This sun-filled, seaside marvel of a city is no scenic director's choice for a ghost-story setting. But something has happened here that is both fascinating and eerie. Last weekend, eight of the men who ran the White House between Harry Truman's departure and Ronald Reagan's arrival came to talk with each other and the world about how it should be done.
The proceedings of the conference sponsored by the University of California-San Diego were taped and will be edited for public television, so you will have a chance to see for yourself what a few of us were privileged to witness in person.
Unless I miss my guess, it is going to be marked as an important moment in the emergence of both a standard doctrine of presidential management and of a class of professionals -- rather like the senior British civil service -- who are proficient in training others in its arts.
At the urging of Gerald L. Warren, the San Diego Union newspaper editor and former Nixon White House press aide, the university invited top officials of the Eisenhower, Kennedy, Johnson, Nixon, Ford and Carter White Houses to share their experiences.
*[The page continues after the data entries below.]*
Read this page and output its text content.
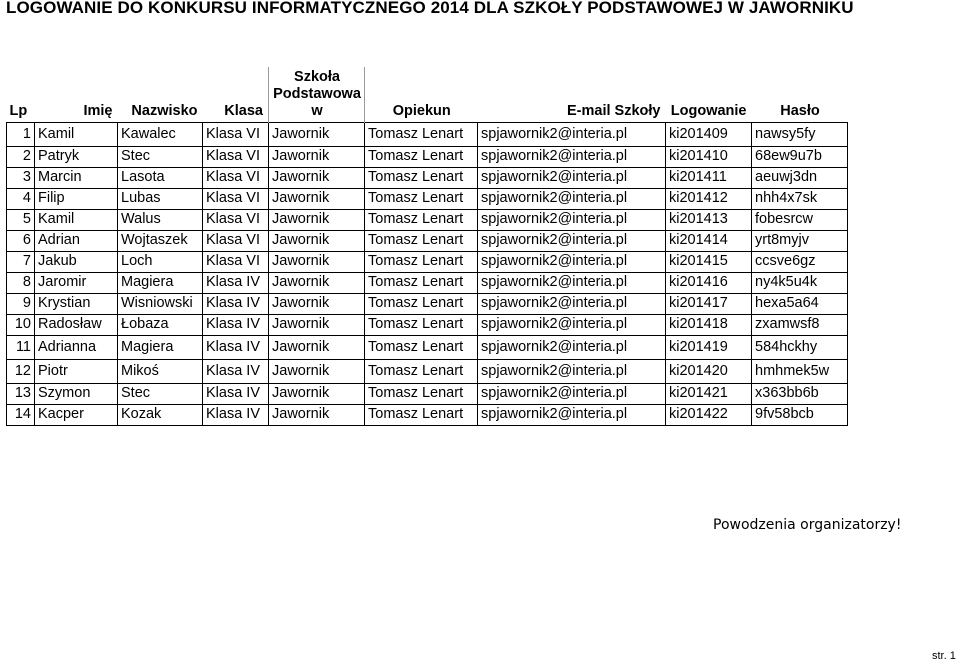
LOGOWANIE DO KONKURSU INFORMATYCZNEGO 2014 DLA SZKOŁY PODSTAWOWEJ W JAWORNIKU
Lp	Imię	Nazwisko	Klasa	Szkoła Podstawowa w	Opiekun	E-mail Szkoły	Logowanie	Hasło
1	Kamil	Kawalec	Klasa VI	Jawornik	Tomasz Lenart	spjawornik2@interia.pl	ki201409	nawsy5fy
2	Patryk	Stec	Klasa VI	Jawornik	Tomasz Lenart	spjawornik2@interia.pl	ki201410	68ew9u7b
3	Marcin	Lasota	Klasa VI	Jawornik	Tomasz Lenart	spjawornik2@interia.pl	ki201411	aeuwj3dn
4	Filip	Lubas	Klasa VI	Jawornik	Tomasz Lenart	spjawornik2@interia.pl	ki201412	nhh4x7sk
5	Kamil	Walus	Klasa VI	Jawornik	Tomasz Lenart	spjawornik2@interia.pl	ki201413	fobesrcw
6	Adrian	Wojtaszek	Klasa VI	Jawornik	Tomasz Lenart	spjawornik2@interia.pl	ki201414	yrt8myjv
7	Jakub	Loch	Klasa VI	Jawornik	Tomasz Lenart	spjawornik2@interia.pl	ki201415	ccsve6gz
8	Jaromir	Magiera	Klasa IV	Jawornik	Tomasz Lenart	spjawornik2@interia.pl	ki201416	ny4k5u4k
9	Krystian	Wisniowski	Klasa IV	Jawornik	Tomasz Lenart	spjawornik2@interia.pl	ki201417	hexa5a64
10	Radosław	Łobaza	Klasa IV	Jawornik	Tomasz Lenart	spjawornik2@interia.pl	ki201418	zxamwsf8
11	Adrianna	Magiera	Klasa IV	Jawornik	Tomasz Lenart	spjawornik2@interia.pl	ki201419	584hckhy
12	Piotr	Mikoś	Klasa IV	Jawornik	Tomasz Lenart	spjawornik2@interia.pl	ki201420	hmhmek5w
13	Szymon	Stec	Klasa IV	Jawornik	Tomasz Lenart	spjawornik2@interia.pl	ki201421	x363bb6b
14	Kacper	Kozak	Klasa IV	Jawornik	Tomasz Lenart	spjawornik2@interia.pl	ki201422	9fv58bcb
Powodzenia organizatorzy!
str. 1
No such conclave had ever been assembled, for an obvious reason: the substantial risk that old rivalries might cause it to explode on contact. Remember, some had succeeded each other under less than auspicious circumstances for themselves or their presidents -- after an election defeat, an assassination or a forced resignation. Some had run campaigns against each other.
They were, in any case, an odd lot: two professional military men, Eisenhower's staff secretary, Gen. Andrew J. Goodpaster, and Nixon's chief of staff, Gen. Alexander Haig; a former congressman, Ford's chief of staff Donald Rumsfeld; three former congressional staffers, Kennedy's speechwriter and special counsel, Theodore C. Sorensen, Johnson's counterpart, Harry C. McPherson Jr., and Ford's final staff chief, Richard Cheney; and two men who were newcomers to Washington when they became chief of staff, Nixon's H. R. (Bob) Haldeman and Carter's Jack H. Watson Jr.
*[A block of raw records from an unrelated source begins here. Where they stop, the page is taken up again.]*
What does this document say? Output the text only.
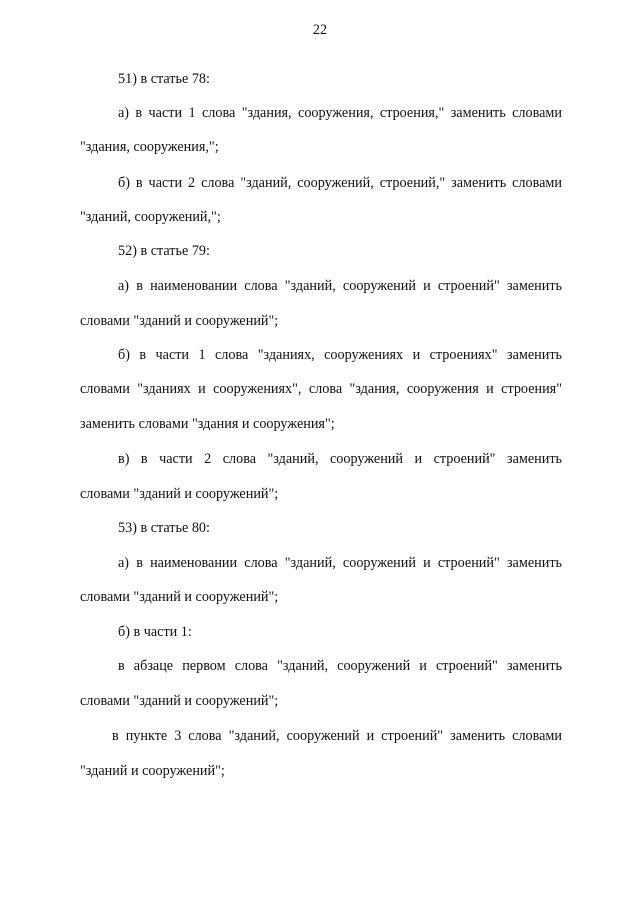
22
51) в статье 78:
а) в части 1 слова "здания, сооружения, строения," заменить словами
"здания, сооружения,";
б) в части 2 слова "зданий, сооружений, строений," заменить словами
"зданий, сооружений,";
52) в статье 79:
а) в наименовании слова "зданий, сооружений и строений" заменить
словами "зданий и сооружений";
б) в части 1 слова "зданиях, сооружениях и строениях" заменить
словами "зданиях и сооружениях", слова "здания, сооружения и строения"
заменить словами "здания и сооружения";
в) в части 2 слова "зданий, сооружений и строений" заменить
словами "зданий и сооружений";
53) в статье 80:
а) в наименовании слова "зданий, сооружений и строений" заменить
словами "зданий и сооружений";
б) в части 1:
в абзаце первом слова "зданий, сооружений и строений" заменить
словами "зданий и сооружений";
в пункте 3 слова "зданий, сооружений и строений" заменить словами
"зданий и сооружений";
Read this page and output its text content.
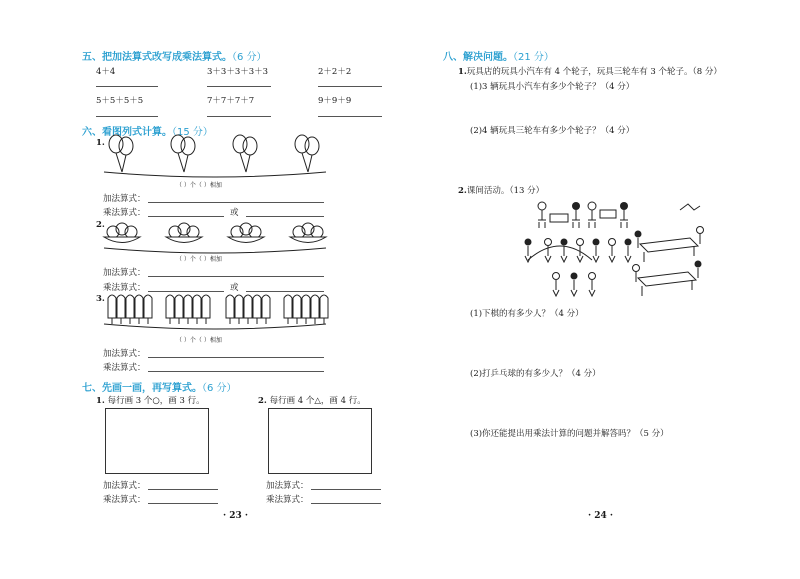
五、把加法算式改写成乘法算式。（6 分）
4＋4	3＋3＋3＋3＋3	2＋2＋2
5＋5＋5＋5	7＋7＋7＋7	9＋9＋9
六、看图列式计算。（15 分）
1.
（ ）个（ ）相加
加法算式：
乘法算式：	或
2.
（ ）个（ ）相加
加法算式：
乘法算式：	或
3.
（ ）个（ ）相加
加法算式：
乘法算式：
七、先画一画，再写算式。（6 分）
1. 每行画 3 个○，画 3 行。	2. 每行画 4 个△，画 4 行。
加法算式：
乘法算式：
加法算式：
乘法算式：
· 23 ·
八、解决问题。（21 分）
1.玩具店的玩具小汽车有 4 个轮子，玩具三轮车有 3 个轮子。（8 分）
(1)3 辆玩具小汽车有多少个轮子？（4 分）
(2)4 辆玩具三轮车有多少个轮子？（4 分）
2.课间活动。（13 分）
(1)下棋的有多少人？（4 分）
(2)打乒乓球的有多少人？（4 分）
(3)你还能提出用乘法计算的问题并解答吗？（5 分）
· 24 ·
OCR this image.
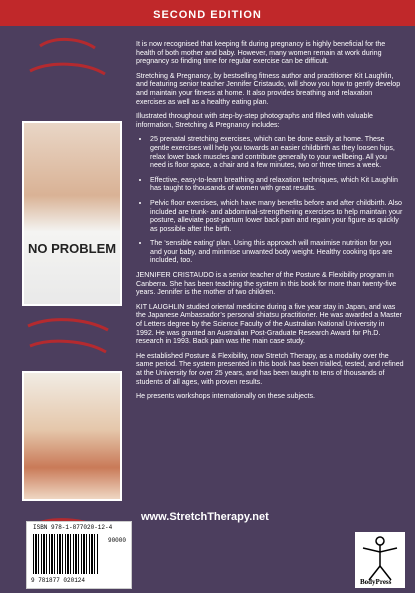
SECOND EDITION
NO PROBLEM

It is now recognised that keeping fit during pregnancy is highly beneficial for the health of both mother and baby. However, many women remain at work during pregnancy so finding time for regular exercise can be difficult.

Stretching & Pregnancy, by bestselling fitness author and practitioner Kit Laughlin, and featuring senior teacher Jennifer Cristaudo, will show you how to gently develop and maintain your fitness at home. It also provides breathing and relaxation exercises as well as a healthy eating plan.

Illustrated throughout with step-by-step photographs and filled with valuable information, Stretching & Pregnancy includes:

• 25 prenatal stretching exercises, which can be done easily at home. These gentle exercises will help you towards an easier childbirth as they loosen hips, relax lower back muscles and contribute generally to your wellbeing. All you need is floor space, a chair and a few minutes, two or three times a week.
• Effective, easy-to-learn breathing and relaxation techniques, which Kit Laughlin has taught to thousands of women with great results.
• Pelvic floor exercises, which have many benefits before and after childbirth. Also included are trunk- and abdominal-strengthening exercises to help maintain your posture, alleviate post-partum lower back pain and regain your figure as quickly as possible after the birth.
• The ‘sensible eating’ plan. Using this approach will maximise nutrition for you and your baby, and minimise unwanted body weight. Healthy cooking tips are included, too.

JENNIFER CRISTAUDO is a senior teacher of the Posture & Flexibility program in Canberra. She has been teaching the system in this book for more than twenty-five years. Jennifer is the mother of two children.

KIT LAUGHLIN studied oriental medicine during a five year stay in Japan, and was the Japanese Ambassador’s personal shiatsu practitioner. He was awarded a Master of Letters degree by the Science Faculty of the Australian National University in 1992. He was granted an Australian Post-Graduate Research Award for Ph.D. research in 1993. Back pain was the main case study.

He established Posture & Flexibility, now Stretch Therapy, as a modality over the same period. The system presented in this book has been trialled, tested, and refined at the University for over 25 years, and has been taught to tens of thousands of students of all ages, with proven results.

He presents workshops internationally on these subjects.

www.StretchTherapy.net
ISBN 978-1-877020-12-4
90000
9 781877 020124	BodyPress
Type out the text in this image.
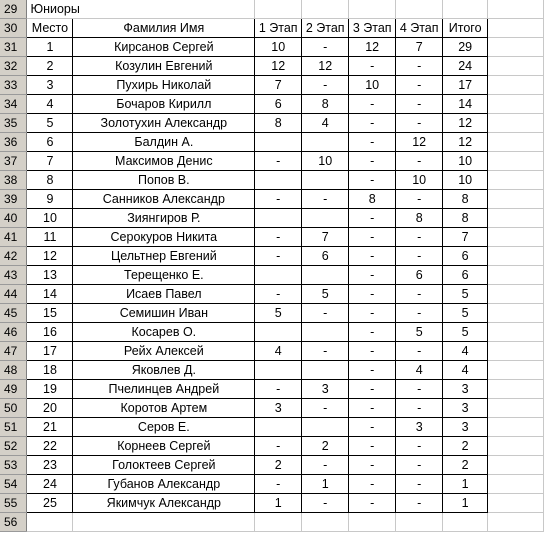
29	Юниоры							
30	Место	Фамилия Имя	1 Этап	2 Этап	3 Этап	4 Этап	Итого	
31	1	Кирсанов Сергей	10	-	12	7	29	
32	2	Козулин Евгений	12	12	-	-	24	
33	3	Пухирь Николай	7	-	10	-	17	
34	4	Бочаров Кирилл	6	8	-	-	14	
35	5	Золотухин Александр	8	4	-	-	12	
36	6	Балдин А.			-	12	12	
37	7	Максимов Денис	-	10	-	-	10	
38	8	Попов В.			-	10	10	
39	9	Санников Александр	-	-	8	-	8	
40	10	Зиянгиров Р.			-	8	8	
41	11	Серокуров Никита	-	7	-	-	7	
42	12	Цельтнер Евгений	-	6	-	-	6	
43	13	Терещенко Е.			-	6	6	
44	14	Исаев Павел	-	5	-	-	5	
45	15	Семишин Иван	5	-	-	-	5	
46	16	Косарев О.			-	5	5	
47	17	Рейх Алексей	4	-	-	-	4	
48	18	Яковлев Д.			-	4	4	
49	19	Пчелинцев Андрей	-	3	-	-	3	
50	20	Коротов Артем	3	-	-	-	3	
51	21	Серов Е.			-	3	3	
52	22	Корнеев Сергей	-	2	-	-	2	
53	23	Голоктеев Сергей	2	-	-	-	2	
54	24	Губанов Александр	-	1	-	-	1	
55	25	Якимчук Александр	1	-	-	-	1	
56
The eerie thing was the spontaneous camaraderie that developed among these men. Except for Haig, whose inner tensions or unfulfilled ambitions never permit him to relax, these old warriors almost instantly fell into a mood of nostalgia more appropriate to a summer-camp reunion.
It turns out there is a kinship among those who have worked close to the Oval Office, a kinship that party, presidency, age and political philosophy do not diminish. What UC-SD professor Samuel Popkin, one of the symposium organizers, called the "extraordinary chemistry" and feeling of "professional pleasure" among the eight participants was palpable almost from the moment they sat down. It embraced even Haldeman, making one of his first public appearances since he resigned 12 years ago and later went to jail in the Watergate cover-up.
Equally striking was the degree of consensus two days of talks produced about how the work of the modern presidency should be organized. After saying at the outset that each White House staff must be tailored to the needs and style of a particular president, it turned out that they really agreed among themselves that some ways will work better than others, no matter who is sitting at the president's desk.
What they endorsed was essentially the strong chief-of-staff system now being operated by Donald Regan -- though many doubts were expressed publicly and privately about the publicity and prominence Regan seems to draw to himself.
Rumsfeld and Watson gave eloquent anecdotal evidence of what the latter called "the fatal mistake" their presidents made in allowing several aides equal access. Cheney gave a hilarious description of the perils of presidential decision-making based on scribbled notes on the backs of cocktail napkins. Even Sorensen, whose boss had rejected the model of the smooth-running Eisenhower chief-of-staff system, said that the Kennedy brothers came to appreciate the value of systematic staff work.
Harvard's Richard Neustadt, who had counseled Democratic presidents from Kennedy to Carter to keep open multiple channels of advice, said at the end of the symposium that he was now convinced that "even at the irreducible minimum scale, the White House staff needs an administrative head." He also raised the question, "Can't you guys teach anything to your successors?"
The answer is clearly yes -- if the arrogance of the 1988 election winner and his staff does not prevent them, as it did so many others, from listening and learning.
There is an opportunity for the members of the "club" formed here to help institutionalize the management of the White House. They are well-equipped to do it, for they understand both the importance, and the limits, of their role.
On the limits, Watson said, "I'm often asked if being White House chief of staff is more like being a quarterback, or a goalie, or a cheerleader. The image in my mind is more like a javelin catcher."
And Rumsfeld reminded that at times each president will ignore the procedures set by his staff and overrule its advice. He will be right to do so. "It's no accident," he said, "that he's president -- and you're not."